A group of 54 Nevada educators and community leaders have a difficult task ahead of them: kickstarting a transformation of their state’s public school system.
Known as the Nevada Competency Fellows, the group gathered on Tuesday, July 25, to determine what it means to be a successful graduate of Nevada’s public schools. For a year, they have been meeting to workshop competencies—the skills and mindsets that Nevada students should take with them as they enter the adult world.
It’s early, foundational work on the state’s path toward adopting competency-based learning, in which students progress through school by demonstrating mastery of subjects and skills that increase in rigor rather than by putting in a set amount of seat time. Fully adopted, competency-based learning has the potential to upset the traditional school structure of grade levels, course credits, and the 13-year timeline. It’s long been championed by a number of high-profile education leaders, but progress toward it has been slow and uneven from state to state and within states.
Nevada is one of a number of states that have recently embraced competency-based learning in some capacity. Earlier this year, Wyoming became the final state to allow for competency-based learning, but each state has approached implementation differently.
Some, such as California, New York, and Texas, merely allow school districts the flexibility to adopt competency-based learning. In others, such as Nevada, Washington, and Wyoming, the state is taking a more active role by setting up pilot programs and taking on the intricate work of determining the skills they expect students to master to show that they’re worthy of a high school degree.
That work isn’t easy and requires years of developing goals and engaging with stakeholders, including educators, students, parents, and community members, so the entire state is on board with the change. In Nevada, educators are in the thick of the process with the hope of having pilot schools in six of the state’s 17 districts incorporating competencies into school instruction decisions at the start of the 2023-24 school year.
“It’s [about] meeting every child where they’re at, making sure they have the resources that they need, and that they can demonstrate their competencies to be able to move forward,” said Jhone Ebert, Nevada’s superintendent of public instruction.
Deciding what makes a successful graduate
Last October, Nevada released , a guiding document that determined four overarching abilities Nevada students should have when they leave school—making an impact on the world around them, connecting with others and the community, empowering themselves to grow in their learning, and thriving through resilience and growth.
Tuesday’s meeting was one of seven that the Nevada Competency Fellows, who volunteered to participate in the process and were chosen based on their knowledge of education in the state, are attending to develop the state’s competencies, which act as more specific stepping stones to the broader goals outlined in the portrait of the learner. Throughout the afternoon, the educators worked in small groups to write, rewrite, and revise competencies so they were clear, aligned with the portrait of a learner, and easily understood by the general population.
In one group, educators toiled over the use of the phrase “learn, unlearn, and relearn” in a competency related to students’ adaptability (a skill within thriving through resilience and growth). Some educators worried the phrase was too wordy and would alienate the general population. Others felt that the ability to “learn, unlearn, and relearn” is central to the state’s goals for its K-12 graduates.
In another group, educators developed attributes they decided each student should have. They workshopped the expectations students would meet to demonstrate curiosity, creating specific expectations at different grade levels.
In pre-K, the group decided, students should focus on play, as it encourages them to be curious about their surroundings. Moving into kindergarten, the group considered adding problem-solving to the mix to increase the rigor of expectations as students advance through school.
The idea behind the process is to ensure schools have a clear sense of how their students can attain the goals in the portrait of a Nevada learner, said Laura Hilger, a director of teaching and learning at KnowledgeWorks, a nonprofit that consults with state agencies and schools to shift education toward personalized and competency-based learning.
“This is really not an instructional framework. It’s not necessarily what the learning is going to look, sound, and feel like, per se, but it is about what they’re going to focus on and prioritize and centralize,” Hilger said. “What we usually see is a lack of guaranteed and viable curriculum where people are just flying through things and hoping along the way [students] get it. … We’ve narrowed it down, and we have more of a focus on what mastery is about.”

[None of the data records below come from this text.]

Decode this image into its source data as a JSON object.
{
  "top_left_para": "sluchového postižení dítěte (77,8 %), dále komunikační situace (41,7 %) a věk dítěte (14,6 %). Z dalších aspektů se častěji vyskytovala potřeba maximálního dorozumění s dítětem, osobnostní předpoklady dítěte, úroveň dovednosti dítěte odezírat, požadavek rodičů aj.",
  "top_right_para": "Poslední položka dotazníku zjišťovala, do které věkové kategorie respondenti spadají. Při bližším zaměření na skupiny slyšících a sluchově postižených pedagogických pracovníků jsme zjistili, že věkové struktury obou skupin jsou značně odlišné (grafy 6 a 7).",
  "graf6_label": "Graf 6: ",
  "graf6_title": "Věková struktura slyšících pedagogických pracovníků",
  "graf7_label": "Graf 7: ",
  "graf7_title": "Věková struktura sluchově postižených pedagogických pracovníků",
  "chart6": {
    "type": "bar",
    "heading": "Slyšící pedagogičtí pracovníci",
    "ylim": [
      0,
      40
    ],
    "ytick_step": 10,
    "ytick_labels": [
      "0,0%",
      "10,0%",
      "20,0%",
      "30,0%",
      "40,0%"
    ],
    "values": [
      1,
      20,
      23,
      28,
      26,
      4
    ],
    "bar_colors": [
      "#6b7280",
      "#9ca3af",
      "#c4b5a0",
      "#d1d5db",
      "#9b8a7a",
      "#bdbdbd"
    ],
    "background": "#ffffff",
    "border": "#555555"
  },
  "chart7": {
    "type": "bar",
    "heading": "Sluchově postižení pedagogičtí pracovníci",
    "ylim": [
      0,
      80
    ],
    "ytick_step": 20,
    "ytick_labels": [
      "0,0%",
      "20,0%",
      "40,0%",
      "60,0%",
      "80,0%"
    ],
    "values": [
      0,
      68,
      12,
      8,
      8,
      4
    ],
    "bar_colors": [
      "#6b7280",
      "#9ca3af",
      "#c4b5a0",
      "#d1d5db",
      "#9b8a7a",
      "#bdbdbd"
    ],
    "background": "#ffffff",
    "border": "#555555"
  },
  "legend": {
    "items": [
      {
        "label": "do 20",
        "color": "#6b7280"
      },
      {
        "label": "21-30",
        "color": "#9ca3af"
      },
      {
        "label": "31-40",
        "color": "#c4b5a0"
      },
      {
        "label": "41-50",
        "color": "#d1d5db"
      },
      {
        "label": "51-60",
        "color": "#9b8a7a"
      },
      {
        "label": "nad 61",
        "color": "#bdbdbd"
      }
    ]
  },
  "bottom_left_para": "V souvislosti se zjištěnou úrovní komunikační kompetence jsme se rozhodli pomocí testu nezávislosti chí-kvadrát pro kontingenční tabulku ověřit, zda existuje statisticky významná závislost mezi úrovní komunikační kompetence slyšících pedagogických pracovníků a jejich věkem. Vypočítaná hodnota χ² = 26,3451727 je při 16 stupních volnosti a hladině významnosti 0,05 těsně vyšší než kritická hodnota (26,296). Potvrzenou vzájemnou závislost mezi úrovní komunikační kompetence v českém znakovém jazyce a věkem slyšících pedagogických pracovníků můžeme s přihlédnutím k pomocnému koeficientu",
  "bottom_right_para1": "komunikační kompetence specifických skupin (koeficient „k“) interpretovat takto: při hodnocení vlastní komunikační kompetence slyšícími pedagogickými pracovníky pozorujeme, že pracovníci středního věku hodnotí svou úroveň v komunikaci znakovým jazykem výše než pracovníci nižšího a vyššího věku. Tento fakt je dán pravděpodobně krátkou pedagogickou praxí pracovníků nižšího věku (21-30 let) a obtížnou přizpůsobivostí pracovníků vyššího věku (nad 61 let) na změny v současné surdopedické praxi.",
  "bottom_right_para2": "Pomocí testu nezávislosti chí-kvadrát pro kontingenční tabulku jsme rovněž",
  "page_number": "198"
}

Ensuring everybody has a voice
Ebert is adamant that the shift to competency-based learning in Nevada is not a mandate from the state. Rather, she said, it should be a collaborative process driven by local communities.
When the state has developed its competencies, it will be up to local districts to determine how they apply them in the classroom, Ebert said.
“The premise is that if it’s locally based and developed, still understanding that there are these expectations that the state has, that it will stay with that school district and it’ll stay with the state of Nevada and we’ll be able to grow and move a lot quicker than any sort of top-down mandate,” she said.
That’s the idea behind the fellows, who represent districts from across the state and a variety of roles in education, including teachers, university leaders, district administrators, and state education department representatives.
Engaging in a collaborative process creates a sense of shared ownership over the process, said Syd Young, a director of teaching and learning at KnowledgeWorks, who is helping the Nevada fellows develop the competencies alongside Hilger.
“That experience, the journey of going through it, knowing that they have input and a voice in this whole process, makes it much less of a ‘have to’ and more of a ‘get to’ when it comes down to implementation” of competency-based learning, Young said.